‘’İşte Ankara'nın gücü‘’
Çağlar Söyüncü ve Zeki Çelik gibi gençler alt liglerden doğrudan Avrupa’nın yolunu tuttuğunda artık Süper Lig’in papazlarından vazgeçip daha fazla aşağıdan oyuncuya kafasını çevirdi kulüpler. Teknik adamlar için de benzer politikayı uygulamaları gerektiğinin farkına ne zaman varırlar bilmem. Ancak kariyerinin tamamında alt liglerde çalışan Mustafa Dalcı, geçici olarak başına geçtiği Ankaragücü’nde; hak eden ama fırsat bulamayan çok sayıda meslektaşını başarıyla temsil ediyor. Fuat Çapa ile ‘banko düşer’ denilen takım, her hafta eksikleri artmasına rağmen puantajda yükseliyor. Alanya ve Erzurum’u yenip ayağa kalkan Denizlispor’a karşı da son derece doğru bir taktik disiplinle sonuca ulaşmayı başardılar.
Koşukavak için kritik süreç
Mütevazı hücumlarla; 21’de Atakan; 45’te Lukasik’in sayıları maçı çözerken topun arkasına da bir o kadar doğru geçtiler. Denizlispor’un ilk isabetli şutu 80. dakikada Recep Niyaz’ın attığı gol. Normal olarak stresli bir maç sonu izlesek de 6 puanlık karşılaşmanın galibi Başkent ekibi... Denizlispor için ise tablo net: Bir Anadolu takımı klasiği olarak hoca değişiminin getirdiği iki haftalık suni hareketlenme mi yaşadılar, yoksa Yalçın Koşukavak gerçekten iyi bir hoca mı önümüzdeki 3 maç gösterecek. Tebrikler Ankaragücü, tebrikler Mustafa Dalcı...
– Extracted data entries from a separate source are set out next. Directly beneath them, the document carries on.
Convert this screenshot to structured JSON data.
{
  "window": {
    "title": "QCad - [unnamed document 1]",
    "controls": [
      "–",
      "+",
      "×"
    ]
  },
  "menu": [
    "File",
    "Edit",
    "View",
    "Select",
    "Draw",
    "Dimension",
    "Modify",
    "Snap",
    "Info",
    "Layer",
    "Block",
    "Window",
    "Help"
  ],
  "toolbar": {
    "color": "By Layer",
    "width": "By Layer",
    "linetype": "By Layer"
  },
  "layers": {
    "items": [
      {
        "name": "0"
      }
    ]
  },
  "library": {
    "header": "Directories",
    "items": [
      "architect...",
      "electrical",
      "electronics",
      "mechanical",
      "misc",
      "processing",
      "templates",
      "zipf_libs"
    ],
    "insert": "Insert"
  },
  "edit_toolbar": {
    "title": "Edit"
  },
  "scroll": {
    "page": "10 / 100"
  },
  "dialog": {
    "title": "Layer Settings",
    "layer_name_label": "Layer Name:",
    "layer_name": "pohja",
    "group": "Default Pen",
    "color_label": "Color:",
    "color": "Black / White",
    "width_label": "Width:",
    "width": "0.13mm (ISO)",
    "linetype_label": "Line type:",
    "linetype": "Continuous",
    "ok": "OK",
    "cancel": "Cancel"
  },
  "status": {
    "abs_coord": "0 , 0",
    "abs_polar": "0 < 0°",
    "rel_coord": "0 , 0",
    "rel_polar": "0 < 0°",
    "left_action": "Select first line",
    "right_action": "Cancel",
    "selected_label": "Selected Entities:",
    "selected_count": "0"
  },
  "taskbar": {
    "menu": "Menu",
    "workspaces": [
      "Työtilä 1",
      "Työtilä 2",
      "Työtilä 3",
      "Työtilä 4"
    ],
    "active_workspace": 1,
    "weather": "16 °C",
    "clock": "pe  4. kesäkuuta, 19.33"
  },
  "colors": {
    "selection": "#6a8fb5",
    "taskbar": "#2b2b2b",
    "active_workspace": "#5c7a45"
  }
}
‘’Rize, Antalya'yı yıktı‘’
Covid nedeniyle kadrolar mecburi olarak o kadar değişkenlik gösteriyor ki neredeyse hiçbir teknik adam aynı takımla maça çıkamıyor. Rizespor’da bir de buna sakatlar eklenince çok daha farklı bir oyuncu grubu sahadaydı. Tunay ve İsmail’i ligde 11’de izlemeyeli çok olmuş. Antalya’da da durum aynı sayılır. Forvet Adis 11’de riske edilmedi, Podolski en uçta. Takımlar yakın, agresif ve arzulu bir şekilde birbirini tartarken 7. dakikada Yasin Pehlivan bu sezonki ilk golünü güzel bir vuruşla attı. Skor üstünlüğü Rize’ye geçince Antalya saldıran, Atmacalar kollayan role döndü. Akdeniz ekibi kapalı savunmayı aşmakta zorlanırken aldığı riskin faturasını 59’da Skoda’nun golüyle ödedi. Temkinli, ne yaptığını bilen anlayışın karşılığı bu Rize için.
Gökhan Akkan farkı!
Ersun Yanal’la ciddi toparlanma emareleri izleten Antalya geriye de düşse demoralize olmuyor, pes etmeden aramaya devam ediyor artık. Dün de öyle yaptılar. Podolski’nin 61’de attığı gol tam usta işi. Maçın tansiyonunu birden tavana çıkardı. Rize daha çok kapandı. Antalya çok zorladı, çok da yaklaştı. Ancak kaleci Gökhan, Karadeniz ekibini ayakta tutan isimdi. Hep derler ‘iyi kaleci 1 puandır’ diye. Rize için dün gece Gökhan bence 3 puandı. Poldi’nin füzesine bile dokundu ama önleyemedi. Rize hedef için belirleyici olacak bir maçı kazandı.
‘’Horoz artık susmuyor‘’
Denizlispor, lider Alanya’dan sonra deplasmanda Erzurum’a da şans tanımadı. Yeşil-Siyahlılar, Rodallega’nın dublesiyle sahadan 2-1 galibiyetle ayrılırken takımın yeni hocası Yalçın Koşukavak’la çıktığı iki maçta iki galibiyet alarak ateş hattından kurtulma yolunda dev bir adım attı.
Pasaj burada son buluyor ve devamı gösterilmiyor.